Wide width fabrics are, quite simply, those fabrics that measure wider across than “standard” widths. In most fabric stores, for example, a width of a fabric intended for crafting or clothing purposes will measure between 112cm and 140cm. Fabric used in decorating (e.g., as upholstery for furniture or as curtains) may come in widths as great as 150cm. Finding fabrics wider than that, however, can be a challenge, particularly if a person only wants to buy a small amount.
Most common wide fabrics for interior design, curtains, window decor and drapery are around 290cm, 300cm or 310cm. Wider widths of up to 500cm can be achieved for extra-large banners, advertising and media these types of wide formats are used a lot on construction sites to cover buildings with printed advertisements whilst been renovated, even still this is not normally a fabric construction but rather a very fine mesh or net type fabric to allow for high winds to pass through.

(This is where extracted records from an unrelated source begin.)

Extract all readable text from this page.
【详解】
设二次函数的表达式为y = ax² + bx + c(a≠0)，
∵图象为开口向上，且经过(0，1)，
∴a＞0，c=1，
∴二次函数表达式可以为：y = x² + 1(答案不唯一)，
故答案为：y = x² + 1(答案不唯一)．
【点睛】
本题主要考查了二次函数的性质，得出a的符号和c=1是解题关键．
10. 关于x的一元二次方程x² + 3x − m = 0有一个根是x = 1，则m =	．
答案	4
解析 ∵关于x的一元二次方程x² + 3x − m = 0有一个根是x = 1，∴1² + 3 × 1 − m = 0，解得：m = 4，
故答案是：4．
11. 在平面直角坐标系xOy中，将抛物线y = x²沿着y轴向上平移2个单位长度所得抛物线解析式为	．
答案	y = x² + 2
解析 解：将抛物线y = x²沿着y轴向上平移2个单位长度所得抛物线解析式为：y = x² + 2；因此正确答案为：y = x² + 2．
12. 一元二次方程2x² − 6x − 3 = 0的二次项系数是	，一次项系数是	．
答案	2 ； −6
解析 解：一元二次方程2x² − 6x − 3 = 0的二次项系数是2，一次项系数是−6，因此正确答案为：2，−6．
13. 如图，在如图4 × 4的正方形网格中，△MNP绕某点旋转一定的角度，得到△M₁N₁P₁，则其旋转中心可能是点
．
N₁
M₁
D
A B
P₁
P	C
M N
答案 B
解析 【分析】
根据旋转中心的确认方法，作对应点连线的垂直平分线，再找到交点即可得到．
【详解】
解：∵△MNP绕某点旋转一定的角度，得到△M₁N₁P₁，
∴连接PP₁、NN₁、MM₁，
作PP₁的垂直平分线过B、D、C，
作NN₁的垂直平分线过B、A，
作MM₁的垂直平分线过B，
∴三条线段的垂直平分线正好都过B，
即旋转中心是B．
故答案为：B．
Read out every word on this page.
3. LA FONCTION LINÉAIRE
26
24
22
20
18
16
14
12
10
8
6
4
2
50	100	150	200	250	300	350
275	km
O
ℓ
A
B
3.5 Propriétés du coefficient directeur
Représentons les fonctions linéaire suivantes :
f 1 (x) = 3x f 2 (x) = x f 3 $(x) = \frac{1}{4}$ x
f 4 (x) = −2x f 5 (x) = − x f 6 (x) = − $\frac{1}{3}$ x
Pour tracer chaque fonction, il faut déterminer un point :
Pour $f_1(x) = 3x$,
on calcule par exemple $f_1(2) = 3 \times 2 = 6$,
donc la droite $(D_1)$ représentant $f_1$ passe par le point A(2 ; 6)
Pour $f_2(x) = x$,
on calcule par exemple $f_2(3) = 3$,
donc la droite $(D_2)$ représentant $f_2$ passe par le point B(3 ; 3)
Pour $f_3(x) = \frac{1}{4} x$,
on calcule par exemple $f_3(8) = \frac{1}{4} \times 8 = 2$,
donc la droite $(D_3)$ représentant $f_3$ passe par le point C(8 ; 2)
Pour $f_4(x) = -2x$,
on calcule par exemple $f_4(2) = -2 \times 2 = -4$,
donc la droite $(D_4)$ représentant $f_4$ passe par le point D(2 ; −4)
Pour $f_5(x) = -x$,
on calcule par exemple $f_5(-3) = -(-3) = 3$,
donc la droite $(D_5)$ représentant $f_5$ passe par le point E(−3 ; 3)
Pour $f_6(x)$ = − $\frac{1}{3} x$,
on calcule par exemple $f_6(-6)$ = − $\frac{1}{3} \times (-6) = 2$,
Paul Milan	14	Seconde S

To achieve 500cm widths would require specialist wide format textile machines for weaving, knitting, dyeing, printing and fabric stenter, this can be in very impractical and not very cost effective due to setup costs, production costs and transportation etc., a way round to keep the cost down would be to join a standard of the shelf maximum width fabric or netting, this common method achieves even greater widths than 500cm.
Bed sheets are typically made with wide width fabric, but most sheet manufacturers have their cloth specially woven to suit their purposes. Because of this, home crafters interested in making projects that require wider fabric (home-made bed sheets) may have difficulty tracking down fabric wide enough to suit their needs.
Quilts and bedspreads made from a single piece of fabric use wide width fabric for both the outer cloths and the batting. Because of these special applications, fabrics intended specifically for quilting are often produced in wider widths up to 274cm across for coverings intended for king size beds. Unfortunately, quilting fabrics tend to be slightly rougher than bed sheets, making quilting fabrics largely unsuitable for other applications.
Before modern industrial weaving techniques made it possible to produce wide width fabrics easily, it was common for individuals to stitch multiple pieces of fabric together to create the widths they needed. When making bed sheets, sewers had to master special stitching techniques that prevented the seam down the middle of the sheets from making the fabric stand out in a lump.
While the exact definition of “wide width” depends on the type of fabric being measured, many different types of fabric are sold in wider widths. Suede, cotton, nylon mesh, polyester, and blended fabrics are all available in standard and wider widths. Many online fabric retailers, however, sell primarily to fabric vendors, making their merchandise out of the reach of many casual crafters.
To track down a particular type of wide width fabric, sewers and crafters may want to start by calling a local fabric store to ask for recommendations. If a store does not carry wide width fabrics, a clerk may be able to recommend retailers or vendors who do.
For certain projects, bed sheets purchased at second-hand stores can serve as wide width fabric when it cannot be found elsewhere.